Steven Schveighoffer
schveiguy at gmail.com
Tue Apr 9 20:48:45 UTC 2019
On 4/9/19 4:31 PM, Ron Tarrant wrote:
> I'm still struggling to understand templates, but I'll keep at it.
When I first saw C++ templates, I thought "what the hell is this black
magic", and had no idea how they worked. In fact, this was back before
STL, and I recall it was a set of templates called "Rogue Wave". None of
us who were working on the project at the time understood them, so we
ripped them all out.
The thing that made it click for me is that a template is very akin to a
macro substitution -- where you just copy and paste the given parameter
wherever its substitute is found.
For example:
struct S(T)
{
T member;
}
S!int => put int wherever you see T.
So it's like you typed:
struct S
{
int member;
}
and that's what the compiler sees.

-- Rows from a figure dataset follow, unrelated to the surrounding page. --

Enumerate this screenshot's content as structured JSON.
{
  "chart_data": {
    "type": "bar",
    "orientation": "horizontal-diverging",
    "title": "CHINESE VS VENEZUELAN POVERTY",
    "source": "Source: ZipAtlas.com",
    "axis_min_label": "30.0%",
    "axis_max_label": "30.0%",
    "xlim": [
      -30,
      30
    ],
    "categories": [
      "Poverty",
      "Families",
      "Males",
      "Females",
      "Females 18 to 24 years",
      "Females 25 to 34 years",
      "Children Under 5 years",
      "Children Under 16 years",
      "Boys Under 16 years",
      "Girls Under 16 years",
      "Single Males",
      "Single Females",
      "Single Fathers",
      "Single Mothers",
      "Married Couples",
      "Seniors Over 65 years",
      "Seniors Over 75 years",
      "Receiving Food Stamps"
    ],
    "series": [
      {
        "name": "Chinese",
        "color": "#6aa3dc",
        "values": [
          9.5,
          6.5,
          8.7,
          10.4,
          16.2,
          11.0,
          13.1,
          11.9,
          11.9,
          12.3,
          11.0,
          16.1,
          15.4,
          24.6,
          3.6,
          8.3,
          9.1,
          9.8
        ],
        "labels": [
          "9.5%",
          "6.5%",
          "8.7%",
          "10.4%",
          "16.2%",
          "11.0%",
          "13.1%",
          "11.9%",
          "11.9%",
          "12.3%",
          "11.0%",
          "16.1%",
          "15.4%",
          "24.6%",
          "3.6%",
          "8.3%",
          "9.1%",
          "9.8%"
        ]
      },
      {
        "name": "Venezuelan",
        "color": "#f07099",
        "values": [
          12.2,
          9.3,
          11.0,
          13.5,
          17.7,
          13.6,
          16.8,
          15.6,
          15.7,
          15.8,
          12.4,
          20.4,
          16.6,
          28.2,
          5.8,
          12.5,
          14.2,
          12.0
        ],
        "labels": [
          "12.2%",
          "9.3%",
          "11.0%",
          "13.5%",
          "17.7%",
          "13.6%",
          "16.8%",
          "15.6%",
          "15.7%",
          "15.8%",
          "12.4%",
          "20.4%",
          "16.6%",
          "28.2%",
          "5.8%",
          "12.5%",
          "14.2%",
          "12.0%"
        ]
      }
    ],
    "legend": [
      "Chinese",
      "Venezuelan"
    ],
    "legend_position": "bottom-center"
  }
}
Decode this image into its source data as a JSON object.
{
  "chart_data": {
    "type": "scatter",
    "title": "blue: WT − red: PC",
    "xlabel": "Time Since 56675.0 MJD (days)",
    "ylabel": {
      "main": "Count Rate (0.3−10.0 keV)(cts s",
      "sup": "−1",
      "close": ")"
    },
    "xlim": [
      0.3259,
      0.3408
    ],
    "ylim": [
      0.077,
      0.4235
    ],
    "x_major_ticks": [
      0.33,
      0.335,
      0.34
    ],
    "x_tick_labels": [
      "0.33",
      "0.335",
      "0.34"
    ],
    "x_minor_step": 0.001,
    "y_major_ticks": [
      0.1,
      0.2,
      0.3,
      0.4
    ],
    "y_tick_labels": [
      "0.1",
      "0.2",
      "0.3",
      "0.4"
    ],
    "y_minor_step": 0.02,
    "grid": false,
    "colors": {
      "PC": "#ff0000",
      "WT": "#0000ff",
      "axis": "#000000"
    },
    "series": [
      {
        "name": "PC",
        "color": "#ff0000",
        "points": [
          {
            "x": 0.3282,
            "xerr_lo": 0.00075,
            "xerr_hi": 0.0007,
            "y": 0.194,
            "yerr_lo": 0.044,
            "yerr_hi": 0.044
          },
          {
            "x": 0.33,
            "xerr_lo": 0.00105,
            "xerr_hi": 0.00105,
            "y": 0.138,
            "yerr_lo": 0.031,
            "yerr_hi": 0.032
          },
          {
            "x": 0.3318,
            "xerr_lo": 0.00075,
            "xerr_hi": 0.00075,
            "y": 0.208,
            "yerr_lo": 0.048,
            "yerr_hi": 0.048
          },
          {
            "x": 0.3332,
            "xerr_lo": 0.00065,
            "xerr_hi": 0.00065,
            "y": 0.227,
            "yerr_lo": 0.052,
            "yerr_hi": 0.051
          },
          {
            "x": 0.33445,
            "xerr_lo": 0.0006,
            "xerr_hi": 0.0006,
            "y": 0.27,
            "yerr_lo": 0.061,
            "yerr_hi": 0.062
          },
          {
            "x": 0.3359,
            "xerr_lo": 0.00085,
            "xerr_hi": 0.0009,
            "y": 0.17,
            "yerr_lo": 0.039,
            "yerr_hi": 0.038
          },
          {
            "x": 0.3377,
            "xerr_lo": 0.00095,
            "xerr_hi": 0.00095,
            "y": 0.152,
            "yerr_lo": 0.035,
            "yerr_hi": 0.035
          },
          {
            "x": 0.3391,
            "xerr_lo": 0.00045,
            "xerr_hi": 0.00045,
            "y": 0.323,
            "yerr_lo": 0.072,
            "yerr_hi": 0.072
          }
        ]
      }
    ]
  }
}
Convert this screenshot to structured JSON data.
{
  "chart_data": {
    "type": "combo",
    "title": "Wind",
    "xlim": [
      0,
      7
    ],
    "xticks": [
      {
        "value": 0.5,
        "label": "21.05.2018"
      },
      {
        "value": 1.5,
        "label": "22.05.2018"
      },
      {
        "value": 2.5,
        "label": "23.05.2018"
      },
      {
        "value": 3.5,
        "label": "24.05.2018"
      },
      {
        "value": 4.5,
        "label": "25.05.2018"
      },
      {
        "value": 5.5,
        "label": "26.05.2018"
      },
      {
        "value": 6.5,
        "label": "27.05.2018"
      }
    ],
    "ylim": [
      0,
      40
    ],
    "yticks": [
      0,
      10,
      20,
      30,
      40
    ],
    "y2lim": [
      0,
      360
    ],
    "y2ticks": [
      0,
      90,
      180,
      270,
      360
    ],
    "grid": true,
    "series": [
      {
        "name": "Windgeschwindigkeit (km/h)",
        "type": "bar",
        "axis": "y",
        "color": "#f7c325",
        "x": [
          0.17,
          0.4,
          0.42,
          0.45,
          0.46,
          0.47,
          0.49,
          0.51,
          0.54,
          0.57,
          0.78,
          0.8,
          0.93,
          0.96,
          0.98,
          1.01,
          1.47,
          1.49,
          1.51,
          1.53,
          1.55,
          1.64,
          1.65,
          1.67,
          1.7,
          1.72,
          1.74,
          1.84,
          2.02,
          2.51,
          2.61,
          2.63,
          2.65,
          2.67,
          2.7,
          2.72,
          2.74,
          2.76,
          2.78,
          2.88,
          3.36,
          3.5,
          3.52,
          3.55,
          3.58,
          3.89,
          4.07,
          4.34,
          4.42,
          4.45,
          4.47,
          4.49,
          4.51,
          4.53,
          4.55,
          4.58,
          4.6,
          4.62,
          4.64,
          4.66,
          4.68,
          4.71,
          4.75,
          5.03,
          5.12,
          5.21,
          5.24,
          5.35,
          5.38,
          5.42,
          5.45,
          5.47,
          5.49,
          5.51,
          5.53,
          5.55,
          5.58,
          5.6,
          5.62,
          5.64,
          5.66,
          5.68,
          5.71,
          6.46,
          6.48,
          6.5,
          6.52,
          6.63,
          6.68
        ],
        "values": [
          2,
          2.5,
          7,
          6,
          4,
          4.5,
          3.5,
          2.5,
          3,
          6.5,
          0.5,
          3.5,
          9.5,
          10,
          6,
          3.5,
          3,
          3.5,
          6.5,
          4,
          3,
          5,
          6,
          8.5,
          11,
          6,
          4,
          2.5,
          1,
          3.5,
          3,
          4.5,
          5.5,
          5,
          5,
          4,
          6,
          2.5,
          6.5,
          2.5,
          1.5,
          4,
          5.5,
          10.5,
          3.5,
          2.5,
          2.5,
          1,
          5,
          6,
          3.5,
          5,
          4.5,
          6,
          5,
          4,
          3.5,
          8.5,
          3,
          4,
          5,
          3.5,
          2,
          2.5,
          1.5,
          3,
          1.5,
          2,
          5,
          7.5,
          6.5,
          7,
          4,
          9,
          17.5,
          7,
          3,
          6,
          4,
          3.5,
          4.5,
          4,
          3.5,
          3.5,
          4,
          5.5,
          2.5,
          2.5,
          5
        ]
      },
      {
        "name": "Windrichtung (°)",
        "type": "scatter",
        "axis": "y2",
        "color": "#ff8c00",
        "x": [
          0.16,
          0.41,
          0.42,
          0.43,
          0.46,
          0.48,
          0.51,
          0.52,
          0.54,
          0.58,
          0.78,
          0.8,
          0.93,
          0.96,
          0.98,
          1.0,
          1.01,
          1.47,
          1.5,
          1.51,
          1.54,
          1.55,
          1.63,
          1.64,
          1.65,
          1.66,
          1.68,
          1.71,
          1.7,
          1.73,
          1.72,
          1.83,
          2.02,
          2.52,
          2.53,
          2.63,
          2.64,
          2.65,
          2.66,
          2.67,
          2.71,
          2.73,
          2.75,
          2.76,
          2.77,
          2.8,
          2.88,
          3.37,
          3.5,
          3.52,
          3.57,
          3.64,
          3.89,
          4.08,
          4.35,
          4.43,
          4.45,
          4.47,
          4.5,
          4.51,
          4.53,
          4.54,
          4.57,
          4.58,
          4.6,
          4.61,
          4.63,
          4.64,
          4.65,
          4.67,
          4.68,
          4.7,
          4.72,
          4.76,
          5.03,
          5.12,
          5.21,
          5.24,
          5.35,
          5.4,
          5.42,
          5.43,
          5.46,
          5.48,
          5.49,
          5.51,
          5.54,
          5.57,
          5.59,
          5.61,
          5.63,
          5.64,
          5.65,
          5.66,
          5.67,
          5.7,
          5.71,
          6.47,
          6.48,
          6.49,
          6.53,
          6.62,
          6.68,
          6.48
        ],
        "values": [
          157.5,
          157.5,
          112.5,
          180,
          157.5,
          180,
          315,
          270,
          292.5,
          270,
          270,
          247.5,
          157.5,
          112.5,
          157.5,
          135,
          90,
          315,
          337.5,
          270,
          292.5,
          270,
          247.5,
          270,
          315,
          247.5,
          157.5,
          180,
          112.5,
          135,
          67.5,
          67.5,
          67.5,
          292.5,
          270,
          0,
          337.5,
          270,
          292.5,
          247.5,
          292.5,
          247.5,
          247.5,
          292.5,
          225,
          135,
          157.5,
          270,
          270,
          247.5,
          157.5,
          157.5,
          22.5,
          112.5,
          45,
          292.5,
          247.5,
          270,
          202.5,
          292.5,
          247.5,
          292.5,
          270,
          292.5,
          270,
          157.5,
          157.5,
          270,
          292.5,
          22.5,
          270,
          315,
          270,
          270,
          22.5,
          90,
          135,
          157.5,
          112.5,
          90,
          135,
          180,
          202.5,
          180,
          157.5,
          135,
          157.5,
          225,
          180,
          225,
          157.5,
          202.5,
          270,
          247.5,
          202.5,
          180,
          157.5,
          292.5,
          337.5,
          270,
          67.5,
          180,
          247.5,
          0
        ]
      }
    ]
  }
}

All optimization, layout, etc. works
exactly like you typed that directly. But instead of creating one type
for every member type you need, you just write it once and "instantiate"
the template giving the type you want.
I will say, it's not EXACTLY the same as macro substitution -- there are
rules. But it's a good way to think about it. I actually am going to go
over this kind of thinking a bit in my talk this year at dconf.